© JUNGE FREIHEIT Verlag GmbH & Co.  www.jungefreiheit.de  46/09 06. November 2009

Margot Käßmann. Ist die Nachfolgerin Bischof Hubers die richtige Wahl?
Merkelder EKD
Eckhard Nickig

Ihre Wahl zur Ratsvorsitzenden der Evangelischen Kirche in Deutschland war wohl ohne Alternative. Denn mit dem scheidenden Wolfgang Huber hatte die EKD ihr intellektuelles und theologisches Pulver bereits verschossen. Bei jedem anderen Nachfolger wäre der Rückschritt zu offensichtlich gewesen. Doch mit der hannoverschen Landesbischöfin Margot Käßmann als der ersten evangelischen „Päpstin“ konnte die EKD auf den Zauber eines neuen Anfangs setzen.

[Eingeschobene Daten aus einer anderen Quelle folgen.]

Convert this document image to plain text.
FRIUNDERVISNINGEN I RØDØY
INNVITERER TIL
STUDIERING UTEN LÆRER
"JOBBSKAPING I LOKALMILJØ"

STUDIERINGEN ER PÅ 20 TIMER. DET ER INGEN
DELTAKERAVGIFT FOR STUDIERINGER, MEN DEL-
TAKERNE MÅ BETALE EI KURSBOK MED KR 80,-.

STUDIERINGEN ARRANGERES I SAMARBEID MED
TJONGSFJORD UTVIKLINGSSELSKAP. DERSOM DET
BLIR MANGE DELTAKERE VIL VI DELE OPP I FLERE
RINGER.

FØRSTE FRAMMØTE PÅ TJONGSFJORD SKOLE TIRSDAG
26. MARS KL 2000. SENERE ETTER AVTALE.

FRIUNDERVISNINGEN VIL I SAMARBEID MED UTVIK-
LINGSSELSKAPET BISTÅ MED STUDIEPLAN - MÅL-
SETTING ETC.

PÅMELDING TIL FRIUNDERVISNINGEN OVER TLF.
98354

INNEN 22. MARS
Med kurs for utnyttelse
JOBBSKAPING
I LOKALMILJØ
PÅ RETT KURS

Ähnlich wie die „Päpstin“ in dem soeben verfilmten Roman von Donna W. Cross verbrachte Käßmann ihre Lehrjahre in Fulda, wo sie als Generalsekretärin des Evangelischen Kirchentages amtierte und sich mit ihrem Mann eine Pfarrstelle teilte. Doch anders als die Romanheldin mußte sie ihr Frausein nicht verstecken, es sollte ihr vielmehr stets zum Vorteil gereichen. Ihren Aufstieg begann sie, 1958 in Marburg geboren, bereits als 25jährige im Zentralausschuß des Weltkirchenrates. Dort wurde sie vom späteren Generalsekretär Konrad Raiser gefördert, der auch ihre Doktorarbeit „Die eucharistische Vision. Armut und Reichtum als Anfrage an die Einheit der Kirche in der Diskussion des Ökumenischen Rates der Kirchen“ betreute. Nach fast zwanzig Jahren verließ sie den Zentralausschuß 2002 aus Protest, weil er dem Druck der konservativen orthodoxen Kirchen nachgab, auf ökumenische Gottesdienste zu verzichten.

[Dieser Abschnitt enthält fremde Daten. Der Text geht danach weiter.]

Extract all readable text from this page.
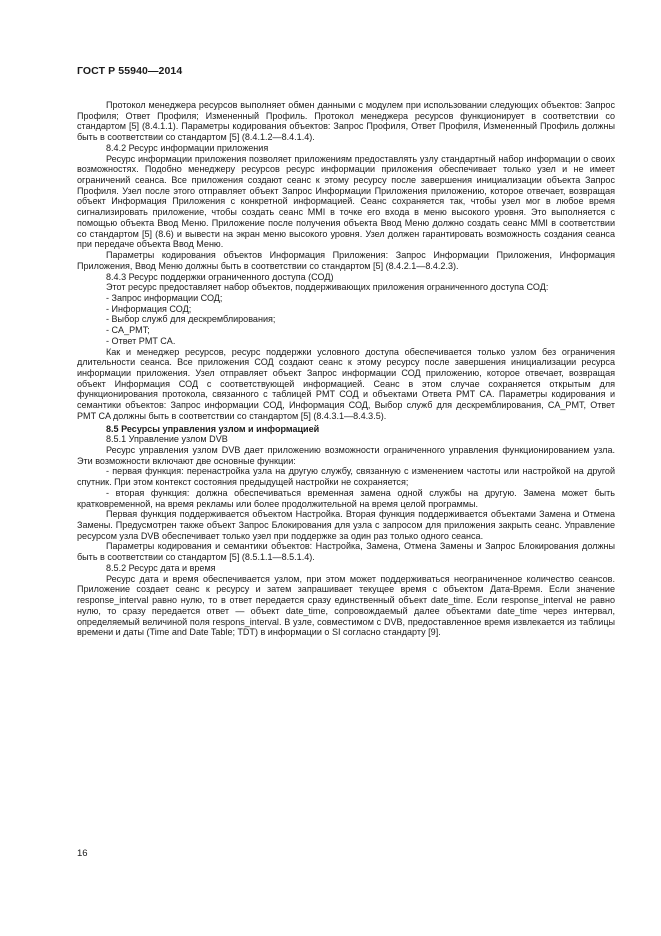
ГОСТ Р 55940—2014

Протокол менеджера ресурсов выполняет обмен данными с модулем при использовании следующих объектов: Запрос Профиля; Ответ Профиля; Измененный Профиль. Протокол менеджера ресурсов функционирует в соответствии со стандартом [5] (8.4.1.1). Параметры кодирования объектов: Запрос Профиля, Ответ Профиля, Измененный Профиль должны быть в соответствии со стандартом [5] (8.4.1.2—8.4.1.4).

8.4.2 Ресурс информации приложения

Ресурс информации приложения позволяет приложениям предоставлять узлу стандартный набор информации о своих возможностях. Подобно менеджеру ресурсов ресурс информации приложения обеспечивает только узел и не имеет ограничений сеанса. Все приложения создают сеанс к этому ресурсу после завершения инициализации объекта Запрос Профиля. Узел после этого отправляет объект Запрос Информации Приложения приложению, которое отвечает, возвращая объект Информация Приложения с конкретной информацией. Сеанс сохраняется так, чтобы узел мог в любое время сигнализировать приложение, чтобы создать сеанс MMI в точке его входа в меню высокого уровня. Это выполняется с помощью объекта Ввод Меню. Приложение после получения объекта Ввод Меню должно создать сеанс MMI в соответствии со стандартом [5] (8.6) и вывести на экран меню высокого уровня. Узел должен гарантировать возможность создания сеанса при передаче объекта Ввод Меню.

Параметры кодирования объектов Информация Приложения: Запрос Информации Приложения, Информация Приложения, Ввод Меню должны быть в соответствии со стандартом [5] (8.4.2.1—8.4.2.3).

8.4.3 Ресурс поддержки ограниченного доступа (СОД)

Этот ресурс предоставляет набор объектов, поддерживающих приложения ограниченного доступа СОД:

- Запрос информации СОД;

- Информация СОД;

- Выбор служб для дескремблирования;

- CA_PMT;

- Ответ PMT CA.

Как и менеджер ресурсов, ресурс поддержки условного доступа обеспечивается только узлом без ограничения длительности сеанса. Все приложения СОД создают сеанс к этому ресурсу после завершения инициализации ресурса информации приложения. Узел отправляет объект Запрос информации СОД приложению, которое отвечает, возвращая объект Информация СОД с соответствующей информацией. Сеанс в этом случае сохраняется открытым для функционирования протокола, связанного с таблицей PMT СОД и объектами Ответа PMT CA. Параметры кодирования и семантики объектов: Запрос информации СОД, Информация СОД, Выбор служб для дескремблирования, CA_PMT, Ответ PMT CA должны быть в соответствии со стандартом [5] (8.4.3.1—8.4.3.5).

8.5 Ресурсы управления узлом и информацией

8.5.1 Управление узлом DVB

Ресурс управления узлом DVB дает приложению возможности ограниченного управления функционированием узла. Эти возможности включают две основные функции:

- первая функция: перенастройка узла на другую службу, связанную с изменением частоты или настройкой на другой спутник. При этом контекст состояния предыдущей настройки не сохраняется;

- вторая функция: должна обеспечиваться временная замена одной службы на другую. Замена может быть кратковременной, на время рекламы или более продолжительной на время целой программы.

Первая функция поддерживается объектом Настройка. Вторая функция поддерживается объектами Замена и Отмена Замены. Предусмотрен также объект Запрос Блокирования для узла с запросом для приложения закрыть сеанс. Управление ресурсом узла DVB обеспечивает только узел при поддержке за один раз только одного сеанса.

Параметры кодирования и семантики объектов: Настройка, Замена, Отмена Замены и Запрос Блокирования должны быть в соответствии со стандартом [5] (8.5.1.1—8.5.1.4).

8.5.2 Ресурс дата и время

Ресурс дата и время обеспечивается узлом, при этом может поддерживаться неограниченное количество сеансов. Приложение создает сеанс к ресурсу и затем запрашивает текущее время с объектом Дата-Время. Если значение response_interval равно нулю, то в ответ передается сразу единственный объект date_time. Если response_interval не равно нулю, то сразу передается ответ — объект date_time, сопровождаемый далее объектами date_time через интервал, определяемый величиной поля respons_interval. В узле, совместимом с DVB, предоставленное время извлекается из таблицы времени и даты (Time and Date Table; TDT) в информации о SI согласно стандарту [9].

16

In ihrer Medienpräsenz steht Käßmann ihrem Vorgänger Huber in nichts nach. Davon blieb auch ihr Privatleben nicht verschont. Ihre Brustkrebserkrankung und die Scheidung von ihrem Mann nach 26 Ehejahren mußte die Mutter von vier Töchtern als Medienspektakel über sich ergehen lassen. Käßmann äußert sich zu so vielen Themen, daß darunter fast zwangsläufig auch einige positive Stichworte für konservative Protestanten sind – etwa daß die Zehn Gebote ethischer Leitfaden sind oder im interreligiösen Dialog Jesus Christus nicht verleugnet werden darf. Ähnlich wie Angela Merkel in der Politik hat die neue EKD-Chefin für nahezu jeden in der Kirche etwas im Angebot.

Eine große Freundschaft mit den Pietisten wird daraus freilich nicht werden. Zu sehr ist Käßmann dem Feminismus verpflichtet. So unterstützte sie die „Bibel in gerechter Sprache“, die den Heiligen Geist zur „heiligen Geistkraft“ verstümmelt. Das traditionelle Familienmodell wird von ihr abgewertet. Für den Krippenausbau macht sie sich stark, doch Eltern, die ihre Kleinstkinder selbst betreuen wollen, gönnt sie keinen einzigen Euro Betreuungsgeld.

So gut ihre Medienauftritte auch ankommen, so sehr bleibt sie als Predigerin geistlich-theologisch an der Oberfläche. Ihre erste Predigt nach der Wahl zur EKD-Chefin im Reformationsgottesdienst geriet zu einem freundlichen, aber faden Appell für eine bessere Welt durch christliche Hoffnungsträger. Dieser Kirchentags-Sprech dürfte wohl nicht ausreichen, um die von Mitgliederschwund gebeutelte EKD wieder attraktiver zu machen.